The main thing the validator currently doesn't support is proper management of complex sets of schemas and subSchemas. There are some preparations made for supporting "$id" and uris, but this is still incomplete. "definitions" and "$ref" properties are recognized.

As almost anything is theoretically possible with JSON-Schema, there are surely other things that are unsupported.

All standard data types

  • "null"
  • "boolean"
  • "integer"
  • "number"
  • "boolean"
  • "string"
  • "array"
  • "object"

Dynamic properties

  • "if"
  • "not"
  • "oneOf"
  • "anyOf"
  • "allOf"

Static Properties

Array

  • "maxItems"
  • "minItems"
  • "uniqueItems"
  • "prefixItems"
  • "contains" ("minContains", "maxContains")

Object

  • "properties" ("minProperties", "maxProperties")
  • "patternProperties"
  • "additionalProperties"
  • "required"

String

  • "pattern"
  • "minLength"
  • "maxLength"

Number, Integer

  • "minimum"
  • "maximum"
  • "exclusiveMinimum"
  • "exclusiveMinimum"
  • "multipleOf" (only if object is an integer)

"$updateSemantics"

  • "replace" (fully replaces any old data)
  • "merge" (for objects, keeps and/or updates existing values)
  • "suggest" (adds value if not already present)

Custom validation options

Using gmconfig_schema_utils:validate(Json, Schema, Opts), a few options are supported to further enhance the validation (Opts is of type map()):

coerce => boolean() converts strings to integers, null and booleans when needed. enums_to_atoms => boolean() converts enum strings to atoms extensions => map() supports mapping x-... properties to custom validators.

Validator extensions

See the following test case:

t_nested_refs() ->
    S = read("data/nested_refs_schema.json"),
    F = fun(Str, #{<<"tags">> := Tags}) ->
                true = lists:any(
                         fun(T) ->
                                 nomatch =/= string:prefix(Str, T)
                         end, Tags)
        end,
    Opts = #{extensions => #{<<"x-serialization">> => F}},
    Vs = #{<<"tx">> => #{<<"from">> => <<"ak_good">>}},
    Vf = #{<<"tx">> => #{<<"from">> => <<"ac_bad">>}},
    validate(Vs, S, Opts),
    fails(Vf, S, Opts, #{e => failing_schemas}),
    ok.

This simulates an encoding extension, where the example fun here simply checks if tags specified under the x-serialization property are prefixes of the given string value.
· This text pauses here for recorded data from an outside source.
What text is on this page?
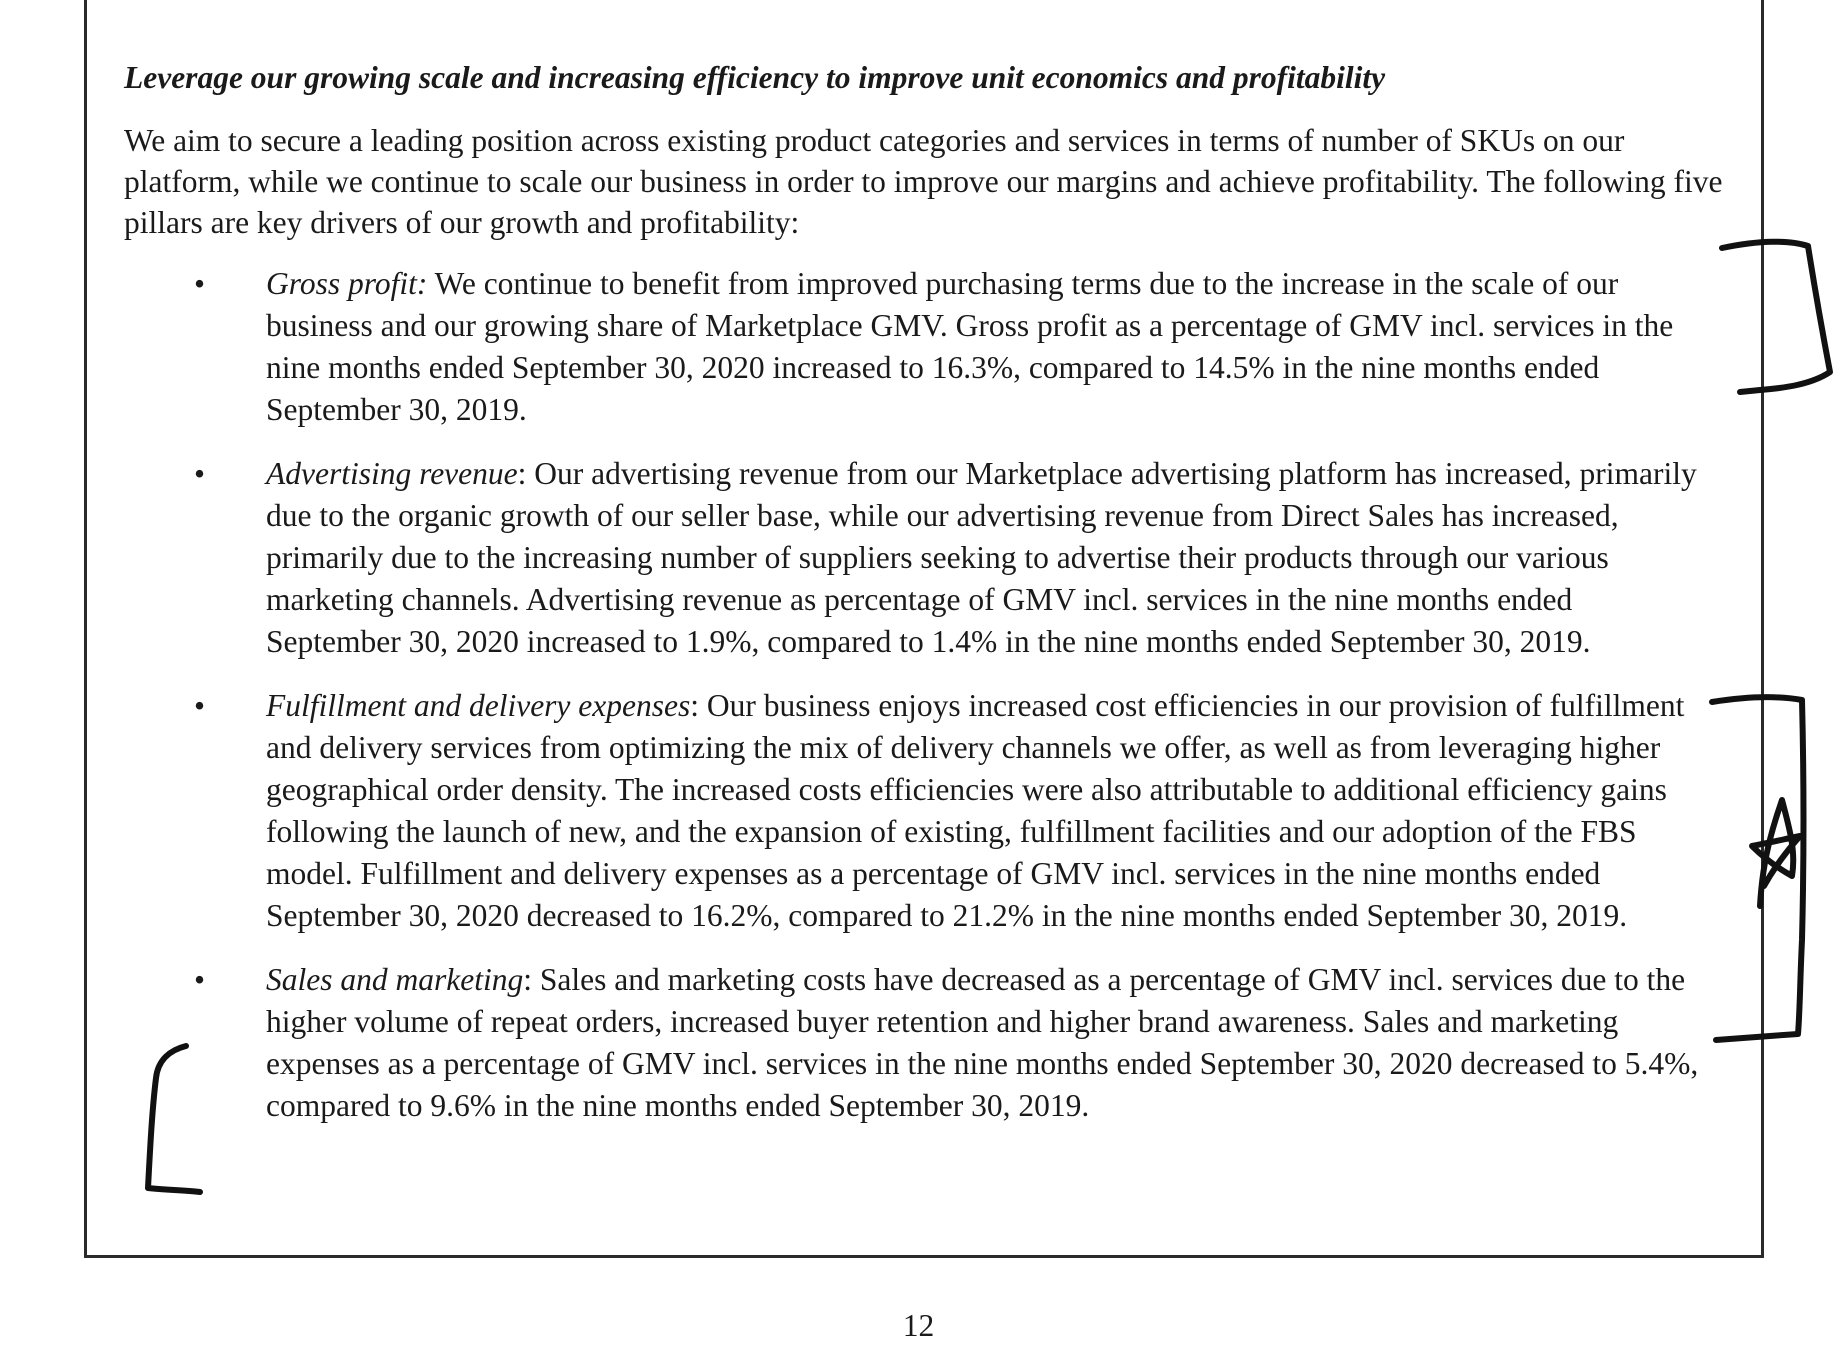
Leverage our growing scale and increasing efficiency to improve unit economics and profitability

We aim to secure a leading position across existing product categories and services in terms of number of SKUs on our platform, while we continue to scale our business in order to improve our margins and achieve profitability. The following five pillars are key drivers of our growth and profitability:

• Gross profit: We continue to benefit from improved purchasing terms due to the increase in the scale of our business and our growing share of Marketplace GMV. Gross profit as a percentage of GMV incl. services in the nine months ended September 30, 2020 increased to 16.3%, compared to 14.5% in the nine months ended September 30, 2019.
• Advertising revenue: Our advertising revenue from our Marketplace advertising platform has increased, primarily due to the organic growth of our seller base, while our advertising revenue from Direct Sales has increased, primarily due to the increasing number of suppliers seeking to advertise their products through our various marketing channels. Advertising revenue as percentage of GMV incl. services in the nine months ended September 30, 2020 increased to 1.9%, compared to 1.4% in the nine months ended September 30, 2019.
• Fulfillment and delivery expenses: Our business enjoys increased cost efficiencies in our provision of fulfillment and delivery services from optimizing the mix of delivery channels we offer, as well as from leveraging higher geographical order density. The increased costs efficiencies were also attributable to additional efficiency gains following the launch of new, and the expansion of existing, fulfillment facilities and our adoption of the FBS model. Fulfillment and delivery expenses as a percentage of GMV incl. services in the nine months ended September 30, 2020 decreased to 16.2%, compared to 21.2% in the nine months ended September 30, 2019.
• Sales and marketing: Sales and marketing costs have decreased as a percentage of GMV incl. services due to the higher volume of repeat orders, increased buyer retention and higher brand awareness. Sales and marketing expenses as a percentage of GMV incl. services in the nine months ended September 30, 2020 decreased to 5.4%, compared to 9.6% in the nine months ended September 30, 2019.
12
In the test schema, we can see the following definition:

        "properties": {
            "from": {
                "allOf": [
                    { "$ref": "#/components/schemas/Pubkey" },
                    { "x-serialization": {
                        "tags": ["ak"]
                    }}
                ]
            }
        }
...
    "Pubkey": {
        "type": "string",
        "x-serialization": {
            "tags": ["ak", "ct"]
        }

Whenever the validator encounters an x-... property mapped to a validator fun, this fun is called with the value and the schema part of the property. The return value of the fun is ignored, and any normal return is treated as a validation success.

The example illustrates a common pattern in OpenAPI specs, where entity references are used extensively. The Pubkey data type can have a more general x-serialization definition, where multiple key types are accepted, whereas a specialized use of the type can narrow the scope by accepting only a subset of the possible types.